As much as we might elevate that group, the New Testament writers chose to undersell them. Consider what Luke said to Theophilus in the introduction to his Gospel: “…just as those who from the beginning were eyewitnesses and ministers of the word have delivered them to us (1:2)…” It doesn’t jump out at us in English, but that word ministers is interesting in Greek. The word literally means “under rowers,” and it referred to the people who sat in the lowest part of the ship and paddled the oars. That was not exactly a glamours job. In fact, most people that boarded the ship had no idea who was doing the rowing; that was not their concern, and they just took it for granted.

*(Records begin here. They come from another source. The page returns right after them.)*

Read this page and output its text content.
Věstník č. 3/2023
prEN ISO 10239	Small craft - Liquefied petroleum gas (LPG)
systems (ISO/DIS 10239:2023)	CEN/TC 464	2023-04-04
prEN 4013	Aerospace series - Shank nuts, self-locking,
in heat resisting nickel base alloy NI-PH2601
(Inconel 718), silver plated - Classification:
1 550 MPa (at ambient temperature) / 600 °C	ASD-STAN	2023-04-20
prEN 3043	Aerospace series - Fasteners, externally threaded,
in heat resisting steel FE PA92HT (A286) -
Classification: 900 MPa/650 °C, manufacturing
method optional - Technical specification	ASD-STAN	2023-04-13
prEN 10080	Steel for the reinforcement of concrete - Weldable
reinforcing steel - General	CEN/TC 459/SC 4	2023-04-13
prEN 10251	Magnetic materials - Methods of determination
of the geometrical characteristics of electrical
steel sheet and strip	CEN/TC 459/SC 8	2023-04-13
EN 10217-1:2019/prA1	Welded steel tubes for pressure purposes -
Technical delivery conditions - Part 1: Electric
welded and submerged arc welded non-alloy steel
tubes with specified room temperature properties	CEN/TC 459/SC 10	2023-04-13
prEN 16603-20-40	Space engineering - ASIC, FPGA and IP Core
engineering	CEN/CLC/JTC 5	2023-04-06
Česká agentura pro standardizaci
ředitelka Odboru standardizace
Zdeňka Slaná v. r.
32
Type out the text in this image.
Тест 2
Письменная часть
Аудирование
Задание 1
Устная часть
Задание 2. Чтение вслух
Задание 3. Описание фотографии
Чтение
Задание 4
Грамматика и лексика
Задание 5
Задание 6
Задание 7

The role of under rower was such a menial job that it was often reserved for the lowest servants that could do little else. These galley slaves, as they were called, had no rank. They were coequal, and they were equally last. No young Jewish boy hoped to become an under rower when he grew up. This job was filled by the lowest of the low. Yet that is the word that Luke chose to describe the eyewitnesses that passed on their testimony of the life of Jesus. Is Luke insulting the Apostles? Hardly; that is the same word that the Apostle Paul used to describe himself in I Corinthians 4:1 (translated as servants in that verse).
That is the reality of all believers. We should view ourselves as galley slaves for Christ. He is in charge, and we just follow orders. Among the slaves there is no rank. The senior pastor is no more important than the youth pastor, and neither are more important than those not in vocational ministry. We do not want people to know our name, we want them to know the name Jesus.
The under rowers move the ship from point A to point B. Passengers relied on those rowers, even if they didn’t realize it. In the same way, the unsaved rely on Christians to keep faithfully passing on the gospel message until the whole world hears. For some that happens in the pulpit, but for most it is conversations at work, the grocery store, or the classroom. Don’t think for a second that what you do is not as important as what Charles Stanley does. He is an under rower, and so are you and I. Together we will keep rowing this ship, moving the gospel from point A to point B, telling the world that Jesus saves.